La commission de recours a retenu que le contribuable avait fait preuve d'imprévoyance coupable en signant sa déclaration d'impôts 1997 car il devait se rendre compte facilement que rien n'avait été déclaré au titre de revenu provenant de E__________ Holding S.A. en liquidation. En tant que liquidateur de ladite société, le contribuable n'ignorait pas que l'AFC attribuait à cette dernière un excédent de liquidation. Ainsi, la condition de la faute, sous forme de négligence légère, était réalisée. Pour statuer sur la quotité de l'amende, la commission de recours a retenu que la négligence qui devait être reprochée aux recourants devait être qualifiée de très légère. A cela s'ajoutait que l'AFC aurait pu aisément vérifier la déclaration fiscale du contribuable sur la question de l'excédent de liquidation échu en 1997. L'âge du contribuable devait également être pris en considération. Dans ces conditions, l'AFC avait manifestement outrepassé son pouvoir d'appréciation en infligeant une amende égale à une fois l'impôt éludé. La commission de recours a ramené l'amende au 10 % de l'impôt éludé, soit CHF 9'143.-, en application du principe de la lex mitior conduisant à l'application de l'ancien droit plus favorable au contribuable que le nouveau droit applicable à compter du 1er janvier 2001.

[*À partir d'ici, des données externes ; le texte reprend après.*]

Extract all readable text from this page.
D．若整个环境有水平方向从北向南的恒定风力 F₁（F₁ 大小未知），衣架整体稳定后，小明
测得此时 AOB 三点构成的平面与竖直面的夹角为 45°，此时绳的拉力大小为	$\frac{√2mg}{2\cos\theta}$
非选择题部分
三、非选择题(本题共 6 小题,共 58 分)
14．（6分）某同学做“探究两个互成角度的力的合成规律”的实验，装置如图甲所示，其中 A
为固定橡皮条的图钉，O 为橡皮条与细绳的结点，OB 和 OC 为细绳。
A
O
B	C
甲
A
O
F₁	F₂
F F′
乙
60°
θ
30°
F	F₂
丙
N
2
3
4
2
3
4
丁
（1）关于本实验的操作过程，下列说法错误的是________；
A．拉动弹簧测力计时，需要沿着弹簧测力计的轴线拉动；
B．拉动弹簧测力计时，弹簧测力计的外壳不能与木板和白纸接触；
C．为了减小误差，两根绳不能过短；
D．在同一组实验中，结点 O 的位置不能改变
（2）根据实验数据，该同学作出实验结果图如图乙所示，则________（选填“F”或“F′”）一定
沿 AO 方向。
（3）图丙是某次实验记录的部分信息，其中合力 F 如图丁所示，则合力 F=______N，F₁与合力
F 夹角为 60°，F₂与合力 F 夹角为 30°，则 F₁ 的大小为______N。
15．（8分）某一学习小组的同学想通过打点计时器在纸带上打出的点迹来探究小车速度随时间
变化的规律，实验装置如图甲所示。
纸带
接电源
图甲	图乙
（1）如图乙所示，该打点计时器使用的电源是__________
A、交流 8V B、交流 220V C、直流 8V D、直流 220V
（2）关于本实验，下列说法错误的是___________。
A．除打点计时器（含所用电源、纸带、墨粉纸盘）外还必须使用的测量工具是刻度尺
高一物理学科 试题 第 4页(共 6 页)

La commission de recours a encore alloué une indemnité de CHF 1'000.- aux recourants, à la charge de l'Etat de Genève.
La position de la commission de recours était ambiguë. Elle relevait à deux reprises que l'AFC n'avait pas fait preuve de négligence en ce sens qu'elle n'aurait pas pu, en examinant la déclaration fiscale litigieuse, découvrir immédiatement les inexactitudes et parallèlement, elle affirmait que l'AFC aurait pu aisément vérifier la déclaration fiscale du recourant sur la question de l'excédent de liquidation échu en 1996. La commission de recours avait une position tout aussi ambiguë s'agissant de la négligence reprochée au contribuable qu'elle qualifiait tout d'abord de légère puis de très légère. Les circonstances atténuantes de l'âge et de la situation personnelle retenues en faveur du recourant étaient arbitraires. Au contraire, il existait des circonstances pouvant manifestement être qualifiées d'aggravantes pour le contribuable, eu égard notamment à sa qualité de liquidateur de E__________ Holding S.A. L'AFC a conclu à l'annulation de la décision de la commission de recours, avec suite de frais.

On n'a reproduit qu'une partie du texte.